In this tutorial, we introduce you a list of the best APM software and on the real example show how to optimize app using collected information.

Monitoring the performance of your Go application: why and how you should do it


The modern app market dictates high requirements for the user experience and overall app performance. Your app should load fast, work seamlessly, and not crash. But no one can guarantee 100% protection from unexpected events.

To find the root cause of bad performance or crashes and find possible ways to optimize your app, you should constantly monitor its performance. In this article, we tell you what you should measure and which tools will help you with this.

The importance of performance testing for web applications

Application performance monitoring (APM) ensures your app works as expected. It’s generally enabled via specialized software integrated into the app.

There are two main aims of app performance monitoring:

  • Get data on app performance. APM tools constantly monitor an application and gather data on its performance, which is then converted to graphs and reports. Getting regular insights on how your app works in a real-life environment can help you identify ways to optimize performance.
  • Get timely alerts on unusual behavior. APM software analyzes data over the long term and alerts administrators about non-deterministic behavior like memory leaks, CPU utilization spikes, and even hacker attacks. It also can signal a lack of resources so you can alert DevOps engineers of the need to scale in a timely manner.

What does APM mean for your business?

  • Enhanced user experience. In a market flooded with applications for different needs, users are extremely demanding when it comes to app performance. A Google survey in 2018 showed that 53 percent of mobile users leave a web app that takes longer than three seconds to load. So as not to lose potential customers, you need to optimize your application. APM metrics will help you define the causes of bad performance and eliminate them.
  • Improve business continuity. Ongoing Go performance testing allows you to make upgrades and changes to your application infrastructure safely and troubleshoot your app more easily.

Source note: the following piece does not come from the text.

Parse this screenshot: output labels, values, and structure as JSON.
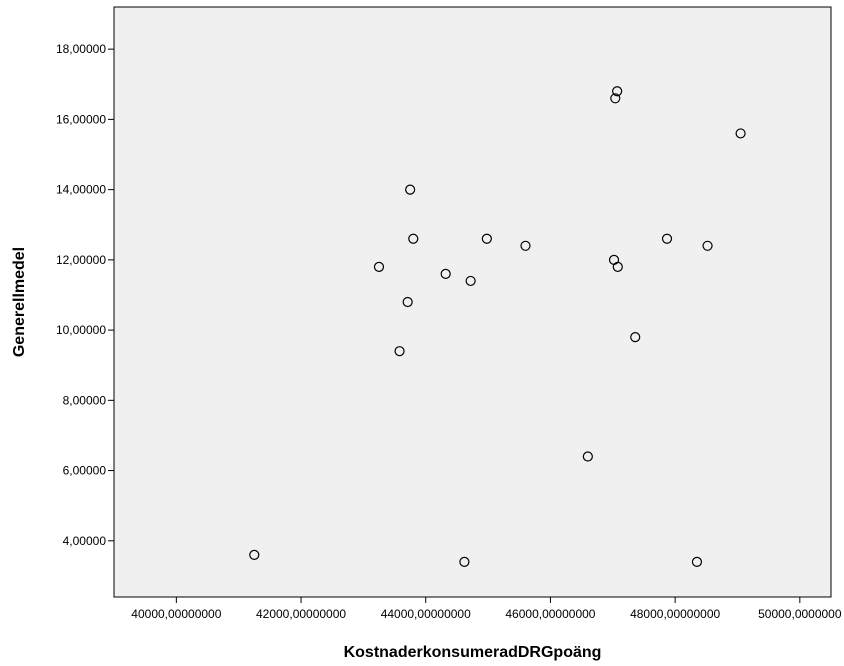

Combined with analytics tools, APM provides broad insights that allow developers to effectively predict crashes and prevent downtime.
  • Quickly prevent losses. No app is immune from downtime and attacks. Disruption in business performance equals lost revenue, regulatory fines, damage to brand reputation, and loss of customer loyalty. APM tools can quickly notify you about app downtime so you can quickly normalize the situation.

TICK stack for collecting general measurements 

The TICK stack is a common tech stack for monitoring app performance. It consists of four free open-source tools: Telegraf, InfluxDB, Chronograph, and Kapacitor. Let’s take a closer look at each tool.


Telegraf is a free plugin-driven server agent written in Go. It collects long-term data about app performance and behavior and sends this data to a chosen database. By default, Telegraf sends information to InfluxDB, but it can also connect to other datastores including Redis, MongoDB, and MySQL.

Telegraf is compiled into a single binary with no external dependencies. It’s lightweight and requires a minimal memory footprint. Telegraf has plugins that collect metrics directly from the system it’s running on, pull metrics from third-party APIs, and even listen for metrics via services like Kafka and statsd.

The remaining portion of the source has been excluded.